The whole time this second-chance event was happening gave B.A.S.S. the opportunity to hold its seminars and fan interactions. That part of the festivities is a great idea. But what does it have to do with sending the leftover anglers to Nickajack? B.A.S.S. should just have its seminars and a rest day, regardless.

I would imagine we’ll see a tweak here and an elimination of the out-then-back-in idea, not unlike we did back in the days of the boat-racing portion of WCF, or other bizarre formats. Regardless, no one can blame B.A.S.S. for trying new things, as this is one thing that helps move the sport forward.

B.A.S.S. has gone to great lengths to accelerate its athletes to the forefront of the public’s eye. Examples date much further back than we can consider here, from the foresight of the current owners and management, to ESPN, to indoor weigh-ins, to MegaBucks, and all the way back to Ray Scott and his initial “crazy visions” which started it all. BASSFest appears to be on the right track to add to such a legacy of progression. Who could argue with an inexpensive, family-friendly event, where dad can catch a quick seminar by one of the best in the world, all the while knocking down a hot dog and a cold one?

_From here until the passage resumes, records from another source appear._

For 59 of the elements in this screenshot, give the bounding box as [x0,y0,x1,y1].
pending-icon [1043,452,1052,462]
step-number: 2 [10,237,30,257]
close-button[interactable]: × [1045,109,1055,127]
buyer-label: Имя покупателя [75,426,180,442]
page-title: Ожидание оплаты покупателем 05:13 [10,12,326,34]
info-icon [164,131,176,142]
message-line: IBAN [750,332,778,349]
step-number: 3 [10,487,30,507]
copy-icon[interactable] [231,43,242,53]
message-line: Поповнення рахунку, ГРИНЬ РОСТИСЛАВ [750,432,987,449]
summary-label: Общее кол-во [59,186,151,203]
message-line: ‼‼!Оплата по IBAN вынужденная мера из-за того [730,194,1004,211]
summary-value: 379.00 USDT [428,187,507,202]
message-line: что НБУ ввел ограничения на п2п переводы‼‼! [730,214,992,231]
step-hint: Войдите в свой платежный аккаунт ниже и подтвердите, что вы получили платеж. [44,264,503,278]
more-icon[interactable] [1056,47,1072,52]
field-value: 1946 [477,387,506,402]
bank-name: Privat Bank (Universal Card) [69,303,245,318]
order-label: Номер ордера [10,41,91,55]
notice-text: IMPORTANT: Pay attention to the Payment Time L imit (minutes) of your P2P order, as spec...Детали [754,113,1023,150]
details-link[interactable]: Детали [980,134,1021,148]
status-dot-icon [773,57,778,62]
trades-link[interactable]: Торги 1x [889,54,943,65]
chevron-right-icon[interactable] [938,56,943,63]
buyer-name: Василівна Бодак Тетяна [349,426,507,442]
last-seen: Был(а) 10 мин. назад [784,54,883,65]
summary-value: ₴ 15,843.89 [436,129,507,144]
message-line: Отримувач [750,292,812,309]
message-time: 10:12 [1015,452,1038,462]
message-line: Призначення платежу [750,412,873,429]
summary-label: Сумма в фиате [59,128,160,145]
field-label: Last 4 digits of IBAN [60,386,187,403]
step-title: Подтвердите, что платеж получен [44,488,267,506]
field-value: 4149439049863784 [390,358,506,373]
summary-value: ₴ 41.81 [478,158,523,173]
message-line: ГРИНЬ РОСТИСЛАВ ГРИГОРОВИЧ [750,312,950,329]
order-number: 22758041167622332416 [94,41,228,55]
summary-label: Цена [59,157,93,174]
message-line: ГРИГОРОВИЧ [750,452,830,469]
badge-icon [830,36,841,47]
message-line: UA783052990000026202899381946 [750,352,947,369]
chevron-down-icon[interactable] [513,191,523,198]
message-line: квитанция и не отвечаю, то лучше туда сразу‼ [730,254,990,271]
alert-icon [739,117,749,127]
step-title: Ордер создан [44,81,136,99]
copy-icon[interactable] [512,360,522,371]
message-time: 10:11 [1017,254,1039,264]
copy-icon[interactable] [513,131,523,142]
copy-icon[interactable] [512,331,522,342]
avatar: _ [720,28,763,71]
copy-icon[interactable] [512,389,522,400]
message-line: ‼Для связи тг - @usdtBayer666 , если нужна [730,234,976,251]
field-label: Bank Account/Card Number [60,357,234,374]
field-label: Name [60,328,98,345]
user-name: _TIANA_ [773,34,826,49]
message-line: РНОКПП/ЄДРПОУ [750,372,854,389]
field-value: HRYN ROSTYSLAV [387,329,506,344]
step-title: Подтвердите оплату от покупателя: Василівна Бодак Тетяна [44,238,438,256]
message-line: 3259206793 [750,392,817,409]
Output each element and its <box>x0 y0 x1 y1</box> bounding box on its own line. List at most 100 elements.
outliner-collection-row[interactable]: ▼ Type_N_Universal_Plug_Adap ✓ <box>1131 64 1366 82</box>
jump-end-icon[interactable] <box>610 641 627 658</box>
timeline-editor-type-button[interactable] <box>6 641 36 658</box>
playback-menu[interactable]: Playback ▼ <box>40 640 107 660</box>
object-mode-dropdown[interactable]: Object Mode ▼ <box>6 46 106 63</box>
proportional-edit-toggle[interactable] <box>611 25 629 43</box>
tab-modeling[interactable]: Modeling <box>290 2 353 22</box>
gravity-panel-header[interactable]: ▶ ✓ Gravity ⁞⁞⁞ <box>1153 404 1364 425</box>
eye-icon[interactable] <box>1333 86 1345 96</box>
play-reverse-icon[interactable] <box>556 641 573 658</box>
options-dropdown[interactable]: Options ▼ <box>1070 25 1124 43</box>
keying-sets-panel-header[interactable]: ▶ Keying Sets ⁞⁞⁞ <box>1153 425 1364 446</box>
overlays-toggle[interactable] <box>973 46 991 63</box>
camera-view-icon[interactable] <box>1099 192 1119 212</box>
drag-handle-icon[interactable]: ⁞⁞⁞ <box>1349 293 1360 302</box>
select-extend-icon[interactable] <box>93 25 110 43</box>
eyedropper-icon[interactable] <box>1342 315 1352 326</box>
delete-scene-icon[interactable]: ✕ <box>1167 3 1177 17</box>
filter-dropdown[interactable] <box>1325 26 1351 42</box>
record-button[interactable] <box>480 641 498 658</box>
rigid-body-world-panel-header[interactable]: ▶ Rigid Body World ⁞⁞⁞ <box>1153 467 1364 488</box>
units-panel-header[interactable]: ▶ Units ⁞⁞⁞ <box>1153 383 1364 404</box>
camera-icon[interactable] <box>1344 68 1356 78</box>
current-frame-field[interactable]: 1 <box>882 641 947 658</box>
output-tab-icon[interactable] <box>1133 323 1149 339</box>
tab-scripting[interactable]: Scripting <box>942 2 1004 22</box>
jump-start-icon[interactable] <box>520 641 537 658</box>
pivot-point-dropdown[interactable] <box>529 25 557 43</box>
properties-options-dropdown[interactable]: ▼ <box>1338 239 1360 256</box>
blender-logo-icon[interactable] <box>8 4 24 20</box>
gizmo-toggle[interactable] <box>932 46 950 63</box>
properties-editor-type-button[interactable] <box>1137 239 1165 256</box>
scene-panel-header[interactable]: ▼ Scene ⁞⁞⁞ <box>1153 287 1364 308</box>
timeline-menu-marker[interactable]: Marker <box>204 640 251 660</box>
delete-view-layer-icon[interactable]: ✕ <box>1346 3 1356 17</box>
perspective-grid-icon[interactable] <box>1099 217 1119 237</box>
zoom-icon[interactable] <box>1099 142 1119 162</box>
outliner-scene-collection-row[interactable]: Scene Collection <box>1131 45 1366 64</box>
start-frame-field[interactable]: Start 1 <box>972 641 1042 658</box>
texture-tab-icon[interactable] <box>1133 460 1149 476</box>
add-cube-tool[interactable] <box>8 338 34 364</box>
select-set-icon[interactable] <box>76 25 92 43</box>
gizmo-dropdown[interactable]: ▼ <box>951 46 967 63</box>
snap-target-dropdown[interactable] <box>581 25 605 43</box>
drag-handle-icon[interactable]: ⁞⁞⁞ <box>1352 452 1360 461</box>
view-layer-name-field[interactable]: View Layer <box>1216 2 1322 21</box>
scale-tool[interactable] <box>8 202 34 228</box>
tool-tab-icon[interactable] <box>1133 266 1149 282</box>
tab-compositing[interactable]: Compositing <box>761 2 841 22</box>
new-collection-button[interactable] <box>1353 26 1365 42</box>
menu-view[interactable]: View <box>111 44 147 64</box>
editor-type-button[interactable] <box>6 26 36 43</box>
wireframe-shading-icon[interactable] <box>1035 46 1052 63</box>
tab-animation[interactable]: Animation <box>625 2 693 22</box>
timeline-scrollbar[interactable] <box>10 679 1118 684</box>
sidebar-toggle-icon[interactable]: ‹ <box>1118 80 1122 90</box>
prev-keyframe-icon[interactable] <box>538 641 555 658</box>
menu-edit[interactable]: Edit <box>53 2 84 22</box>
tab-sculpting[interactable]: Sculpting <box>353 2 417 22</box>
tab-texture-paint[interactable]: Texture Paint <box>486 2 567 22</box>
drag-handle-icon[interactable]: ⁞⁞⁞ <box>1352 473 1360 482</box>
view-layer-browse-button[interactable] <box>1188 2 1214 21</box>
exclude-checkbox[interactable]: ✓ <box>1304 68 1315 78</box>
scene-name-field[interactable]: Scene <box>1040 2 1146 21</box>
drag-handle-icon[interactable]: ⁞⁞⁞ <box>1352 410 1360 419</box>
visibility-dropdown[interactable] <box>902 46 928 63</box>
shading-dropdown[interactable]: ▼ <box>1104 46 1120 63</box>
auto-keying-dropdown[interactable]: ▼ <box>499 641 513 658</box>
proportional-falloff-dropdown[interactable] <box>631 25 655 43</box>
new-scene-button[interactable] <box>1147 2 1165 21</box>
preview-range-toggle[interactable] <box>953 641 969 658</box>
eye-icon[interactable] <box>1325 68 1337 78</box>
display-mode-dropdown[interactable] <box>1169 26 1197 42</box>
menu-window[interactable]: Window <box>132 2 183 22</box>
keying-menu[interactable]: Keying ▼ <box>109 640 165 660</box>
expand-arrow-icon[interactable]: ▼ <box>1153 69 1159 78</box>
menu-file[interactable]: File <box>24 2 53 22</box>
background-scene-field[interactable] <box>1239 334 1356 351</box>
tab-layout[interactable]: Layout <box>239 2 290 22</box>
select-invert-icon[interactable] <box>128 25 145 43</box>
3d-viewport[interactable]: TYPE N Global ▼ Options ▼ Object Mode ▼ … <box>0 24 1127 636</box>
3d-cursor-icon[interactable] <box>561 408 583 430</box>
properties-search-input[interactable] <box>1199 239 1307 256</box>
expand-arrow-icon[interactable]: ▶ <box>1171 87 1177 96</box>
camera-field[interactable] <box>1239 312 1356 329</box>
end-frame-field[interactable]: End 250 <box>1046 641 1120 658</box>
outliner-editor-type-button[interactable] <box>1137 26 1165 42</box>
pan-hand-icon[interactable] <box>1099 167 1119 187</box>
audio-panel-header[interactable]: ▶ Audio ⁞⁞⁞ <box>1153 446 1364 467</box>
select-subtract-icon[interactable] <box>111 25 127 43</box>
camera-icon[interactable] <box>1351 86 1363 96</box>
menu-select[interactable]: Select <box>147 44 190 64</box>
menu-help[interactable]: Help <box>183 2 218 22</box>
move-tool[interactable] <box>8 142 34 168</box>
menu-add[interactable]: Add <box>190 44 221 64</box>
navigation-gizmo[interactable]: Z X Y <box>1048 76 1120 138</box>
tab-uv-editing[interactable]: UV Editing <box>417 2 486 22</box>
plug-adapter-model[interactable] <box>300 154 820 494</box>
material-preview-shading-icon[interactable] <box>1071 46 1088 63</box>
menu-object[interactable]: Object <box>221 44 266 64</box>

While both major tours have struggled in recent times to find a way to increase interaction between the athletes and the fan base, often putting more emphasis on social media impressions than a real world handshake, the BASSFest model looks refreshing and strong. Hopefully, for the fans' sake, such formats are here to stay.

(Joe Balog is the often outspoken owner of Millennium Promotions, Inc., an agency operating in the fishing and hunting industries. A former Bassmaster Open and EverStart Championship winner, he's best known for his big-water innovations and hardcore fishing style. He's a popular seminar speaker, product designer and author, and is considered one of the most influential smallmouth fishermen of modern times.)